L'acte élémentaire de courir recèle un aspect SURVIE qui nous ramène à la case départ, celle-là même où l'homme de Cro-Magnon, dit «au gros moignon», avait tout intérêt à posséder ou à acquérir au plus sacrant une foulée sinon belle, du moins efficace. Le surviveur devait être doué à la fois pour le sprint et pour le fond… Une sorte de Ben Bikila, croisement réussi de Ben Johnson et d'Abebe Bikila, non stéroïdé ni «stanozololé», celui-là…

La course est instrument de motivation, de défoulement, de plaisir, de masochisme (car il n'y a rien de plus humain que de courir), de rencontre avec soi-même, tout nu, avec ses problèmes, ses peines, ses joies, ses peurs, ses limites, ses folies, ses illusions, ses trous de mémoire, ses phantasmes même…

Tandis que le «joggeur» s'exécute essentiellement pour la galerie, le coureur, lui, court pour courir, point à la ligne : le reste vient tout seul, à s'en bousculer dans votre corps en mouvement et dans votre tête en ébullition.

Avant que de «pointfinaler», je tiens à vous signaler en aparté que, contrairement à ce que bien des gens (coureurs y compris) croient, il n'y a pas de vitesse magique à atteindre qui permette au vulgaire «joggeur» d'accéder au pinacle, c'est-à-dire à une sacro-sainte confrérie des vrais coureurs (le kilomètre avalé en moins de quatre minutes, par exemple). Faut savoir qu'il y a des «joggeurs» rapides et des coureurs lents. Tout est d'affaire d'autoperception, d'introspection et de motivation, surtout pas de vitesse de déplacement. Or, dans mon esprit, vous êtes un coureur, un vrai, et un pur6 à part ça, ne vous en déplaise! Y'a des symptômes qui ne trompent pas. Pour paraphraser une annonce de truck (Nissan) made in France7, je dirai en terminant que le «jogging», c'est un look, alors que la course à pied, c'est un feeling… qui ne laisse pas de vous envahir au détour de l'effort.

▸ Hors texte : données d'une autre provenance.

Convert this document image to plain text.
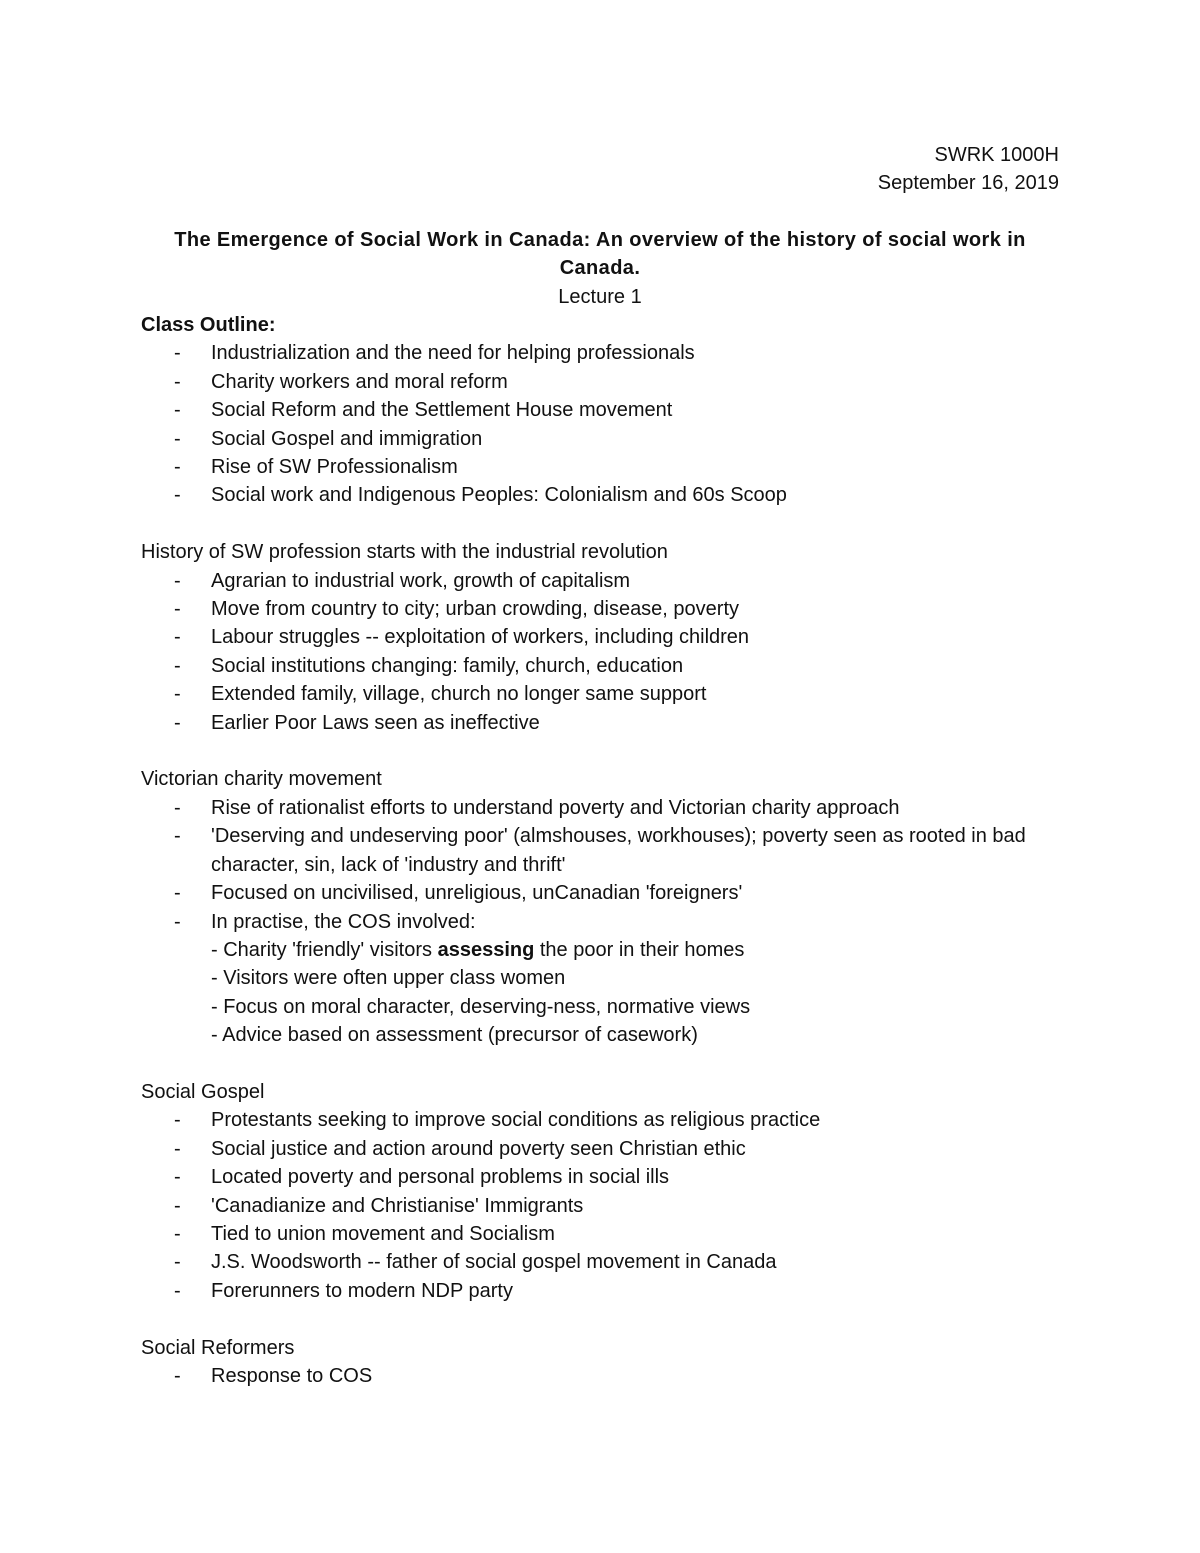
SWRK 1000H
September 16, 2019
The Emergence of Social Work in Canada: An overview of the history of social work in
Canada.
Lecture 1
Class Outline:
- Industrialization and the need for helping professionals
- Charity workers and moral reform
- Social Reform and the Settlement House movement
- Social Gospel and immigration
- Rise of SW Professionalism
- Social work and Indigenous Peoples: Colonialism and 60s Scoop
History of SW profession starts with the industrial revolution
- Agrarian to industrial work, growth of capitalism
- Move from country to city; urban crowding, disease, poverty
- Labour struggles -- exploitation of workers, including children
- Social institutions changing: family, church, education
- Extended family, village, church no longer same support
- Earlier Poor Laws seen as ineffective
Victorian charity movement
- Rise of rationalist efforts to understand poverty and Victorian charity approach
- 'Deserving and undeserving poor' (almshouses, workhouses); poverty seen as rooted in bad character, sin, lack of 'industry and thrift'
- Focused on uncivilised, unreligious, unCanadian 'foreigners'
- In practise, the COS involved:
- Charity 'friendly' visitors assessing the poor in their homes
- Visitors were often upper class women
- Focus on moral character, deserving-ness, normative views
- Advice based on assessment (precursor of casework)
Social Gospel
- Protestants seeking to improve social conditions as religious practice
- Social justice and action around poverty seen Christian ethic
- Located poverty and personal problems in social ills
- 'Canadianize and Christianise' Immigrants
- Tied to union movement and Socialism
- J.S. Woodsworth -- father of social gospel movement in Canada
- Forerunners to modern NDP party
Social Reformers
- Response to COS
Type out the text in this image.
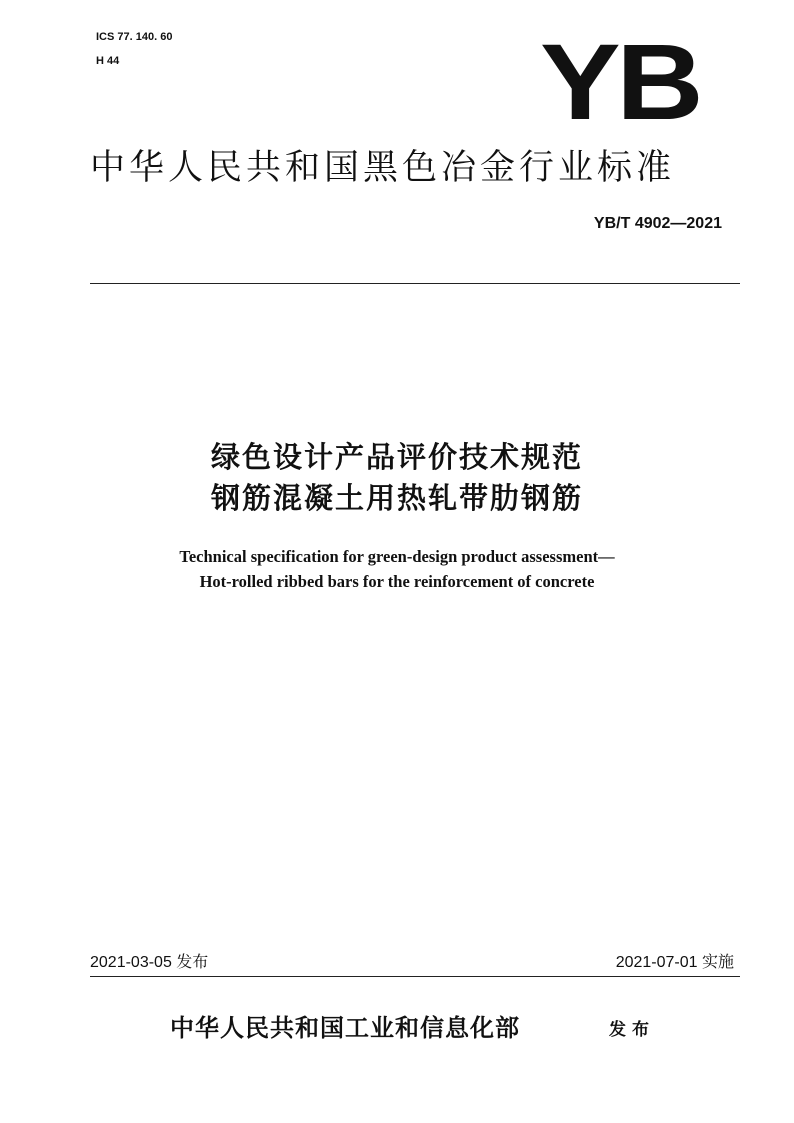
ICS 77. 140. 60
H 44	YB
中华人民共和国黑色冶金行业标准
YB/T 4902—2021
绿色设计产品评价技术规范
钢筋混凝土用热轧带肋钢筋
Technical specification for green-design product assessment—
Hot-rolled ribbed bars for the reinforcement of concrete
2021-03-05 发布	2021-07-01 实施
中华人民共和国工业和信息化部	发布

Les mots ont un caractère sacré qu'il faut savoir respecter : un matou restera toujours un chat, mais jamais le «jogging» ne sera assimilable à la course à pied. C'est comme comparer chien et loup; dans ce dernier cas, les apparences sont fort trompeuses, et toute confusion risquerait d'être plutôt fâcheuse pour l'«errant»… C.Q.F.D. (Comme Quoi Foglia Déparle?).

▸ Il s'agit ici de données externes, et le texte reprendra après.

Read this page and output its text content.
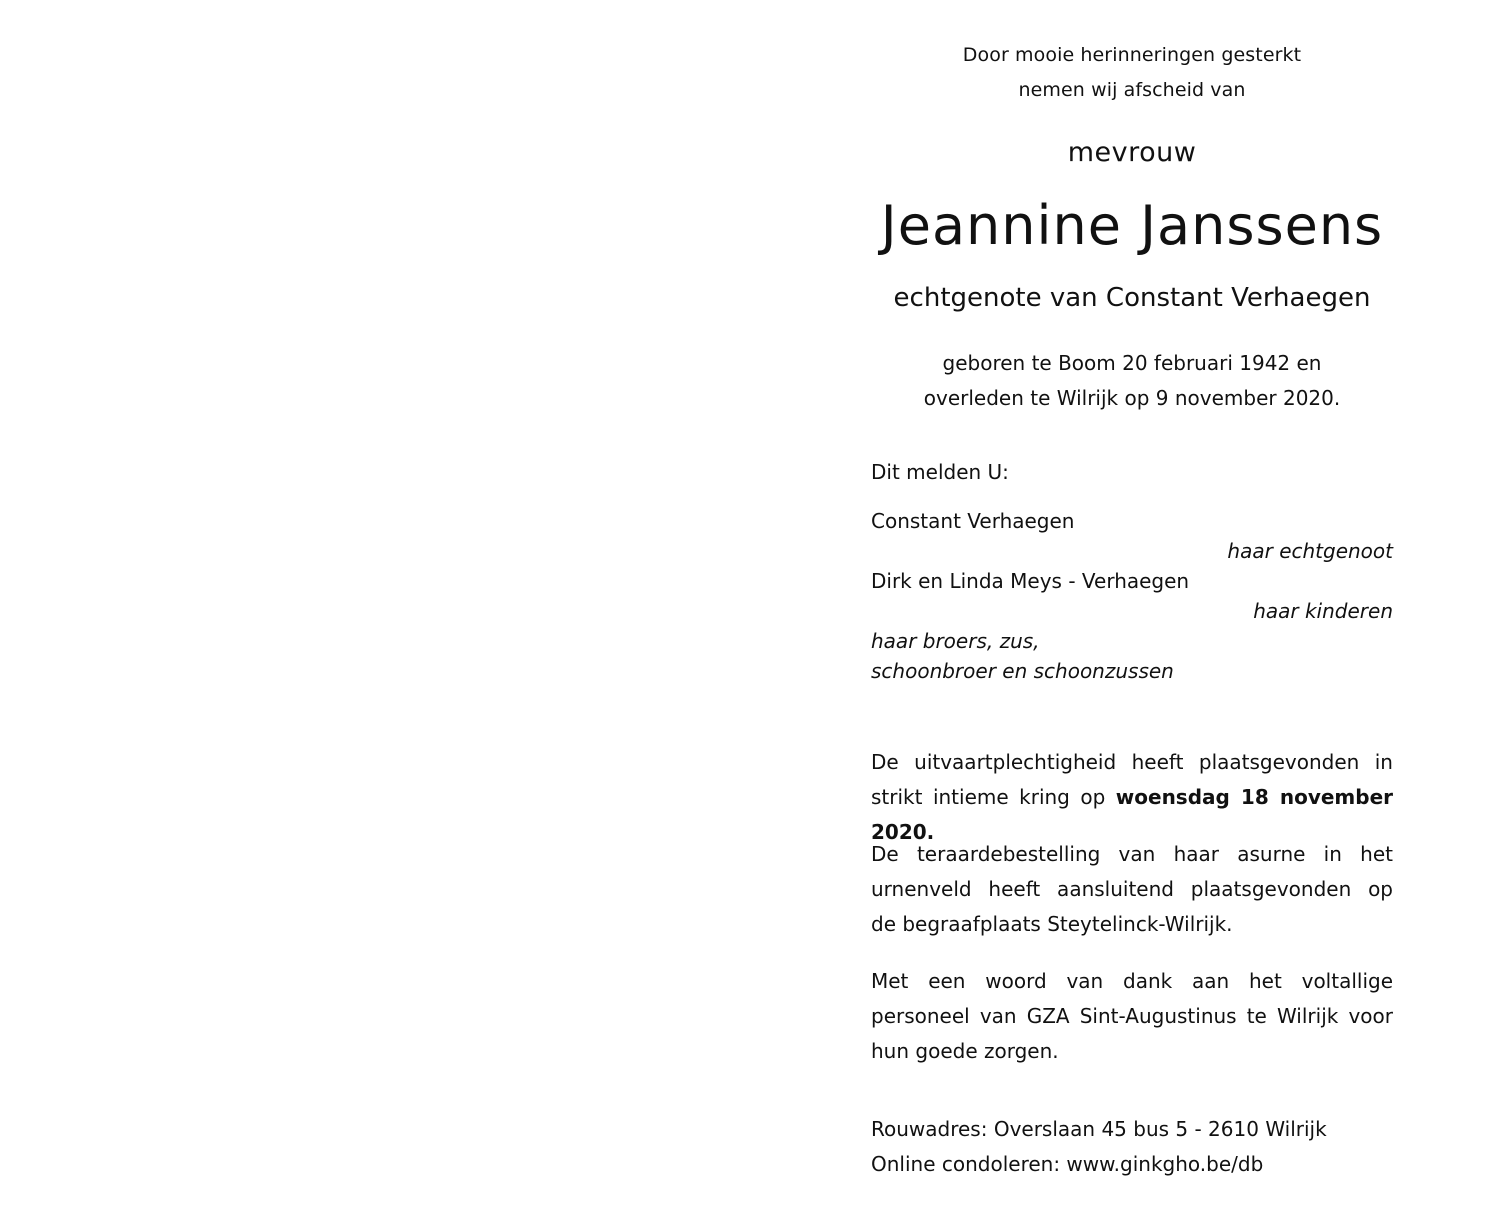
Door mooie herinneringen gesterkt
nemen wij afscheid van
mevrouw
Jeannine Janssens
echtgenote van Constant Verhaegen
geboren te Boom 20 februari 1942 en
overleden te Wilrijk op 9 november 2020.
Dit melden U:
Constant Verhaegen
haar echtgenoot
Dirk en Linda Meys - Verhaegen
haar kinderen
haar broers, zus,
schoonbroer en schoonzussen
De uitvaartplechtigheid heeft plaatsgevonden in
strikt intieme kring op woensdag 18 november 2020.
De teraardebestelling van haar asurne in het
urnenveld heeft aansluitend plaatsgevonden op
de begraafplaats Steytelinck-Wilrijk.
Met een woord van dank aan het voltallige
personeel van GZA Sint-Augustinus te Wilrijk voor
hun goede zorgen.
Rouwadres: Overslaan 45 bus 5 - 2610 Wilrijk
Online condoleren: www.ginkgho.be/db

Vous sachant l'esprit un brin tordu (c'est une sorte de compliment… comprenne qui peut), je crois que la mise au point ci-après s'impose. Voilà : pour que vous ne soyez pas tenté de m'intégrer à la catégorie des coureurs frustrés parce que désespérément «tortuesques», je précise tout de suite que j'ai un personal best de 2 h 54 et des «grenailles» au marathon, et de 36 min 55 s au 10 km (cette dernière performance – qui fut aussi une de mes dernières courses – réalisée à 40 ans, avec ou malgré un «pondéral» de 84 kg réparti sur 1 m 80). J'aurai bientôt dans le corps 49 hivers (en 1997), tous subis au nord du 45e parallèle; à cause d'une très héréditaire rétinite pigmentaire, «chirie» maudite qui a pour intéressante particularité de transformer tous les paysages en bouts de tunnels, et aussi parce que j'estime n'avoir plus rien à me prouver sur le plan strictement athlétique, je ne «compétitionne» plus contre moi-même dans des courses «organisées»; c'est vrai, j'ai un peu ralenti, mais de ça on ne se rend pas compte quand le fameux feeling est là...

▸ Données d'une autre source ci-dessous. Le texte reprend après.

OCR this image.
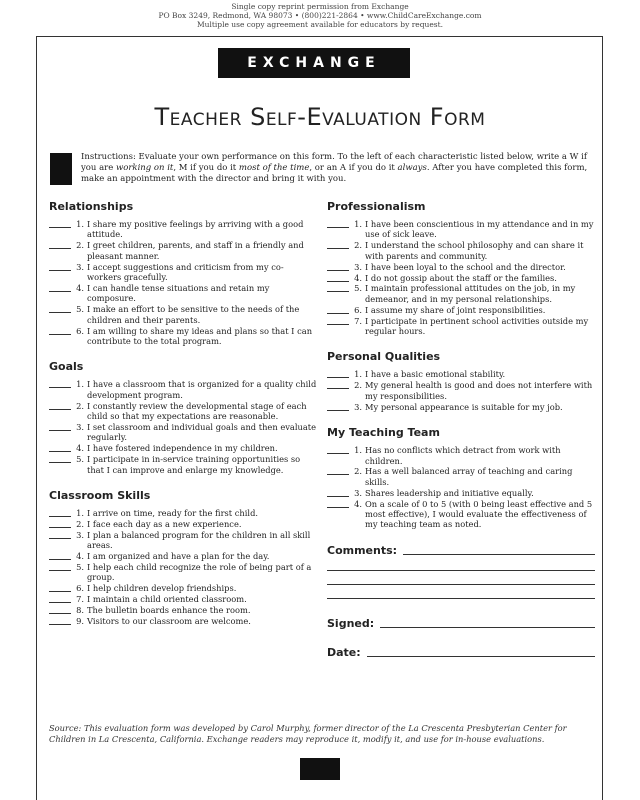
Single copy reprint permission from Exchange
PO Box 3249, Redmond, WA 98073 • (800)221-2864 • www.ChildCareExchange.com
Multiple use copy agreement available for educators by request.
EXCHANGE
Teacher Self-Evaluation Form
Instructions: Evaluate your own performance on this form. To the left of each characteristic listed below, write a W if you are working on it, M if you do it most of the time, or an A if you do it always. After you have completed this form, make an appointment with the director and bring it with you.
Relationships
1. I share my positive feelings by arriving with a good attitude.
2. I greet children, parents, and staff in a friendly and pleasant manner.
3. I accept suggestions and criticism from my co-workers gracefully.
4. I can handle tense situations and retain my composure.
5. I make an effort to be sensitive to the needs of the children and their parents.
6. I am willing to share my ideas and plans so that I can contribute to the total program.
Goals
1. I have a classroom that is organized for a quality child development program.
2. I constantly review the developmental stage of each child so that my expectations are reasonable.
3. I set classroom and individual goals and then evaluate regularly.
4. I have fostered independence in my children.
5. I participate in in-service training opportunities so that I can improve and enlarge my knowledge.
Classroom Skills
1. I arrive on time, ready for the first child.
2. I face each day as a new experience.
3. I plan a balanced program for the children in all skill areas.
4. I am organized and have a plan for the day.
5. I help each child recognize the role of being part of a group.
6. I help children develop friendships.
7. I maintain a child oriented classroom.
8. The bulletin boards enhance the room.
9. Visitors to our classroom are welcome.
Professionalism
1. I have been conscientious in my attendance and in my use of sick leave.
2. I understand the school philosophy and can share it with parents and community.
3. I have been loyal to the school and the director.
4. I do not gossip about the staff or the families.
5. I maintain professional attitudes on the job, in my demeanor, and in my personal relationships.
6. I assume my share of joint responsibilities.
7. I participate in pertinent school activities outside my regular hours.
Personal Qualities
1. I have a basic emotional stability.
2. My general health is good and does not interfere with my responsibilities.
3. My personal appearance is suitable for my job.
My Teaching Team
1. Has no conflicts which detract from work with children.
2. Has a well balanced array of teaching and caring skills.
3. Shares leadership and initiative equally.
4. On a scale of 0 to 5 (with 0 being least effective and 5 most effective), I would evaluate the effectiveness of my teaching team as noted.
Comments:
Signed:
Date:
Source: This evaluation form was developed by Carol Murphy, former director of the La Crescenta Presbyterian Center for Children in La Crescenta, California. Exchange readers may reproduce it, modify it, and use for in-house evaluations.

Dans un tout autre désordre d'idées, je désire souligner que le seul être que j'aie vraiment admiré dans ma vie, sans la moindre restriction, n'est pas poète ni philosophe, non, seulement un homme… ordinaire, et tout un, veuillez m'en croire : Emil Zatopek, la «locomotive tchécoslovaque», par qui j'ai trouvé le courage8, à 17 ans, de courir dans les rues en restant sourd aux «crisse de fou!» et aux «hostie de malade!» dont on m'abreuvait invariablement – quand on ne me fonçait pas carrément dessus en «char» pour que j'm'ôte de dans'rue. M. Zatopek qui fit don de l'une de ses médailles d'or au merveilleux coureur Ron Clarke, olympien malheureux qui était pourtant le meilleur de son époque; M. Zatopek qui a survécu aux vacheries politiques; M. Zatopek qui, j'en suis sûr, court encore… Même s'il en était réduit à pousser une «marchette9» devant lui, il ne «joggerait» pas, celui-là10! Excusez-la!

J'en ai déjà trop dit, alors… Bonnes courses!

            Veuillez agréer, Monsieur, l'expression de mes sentiments les plus… fugaces, donc les moins récupérables…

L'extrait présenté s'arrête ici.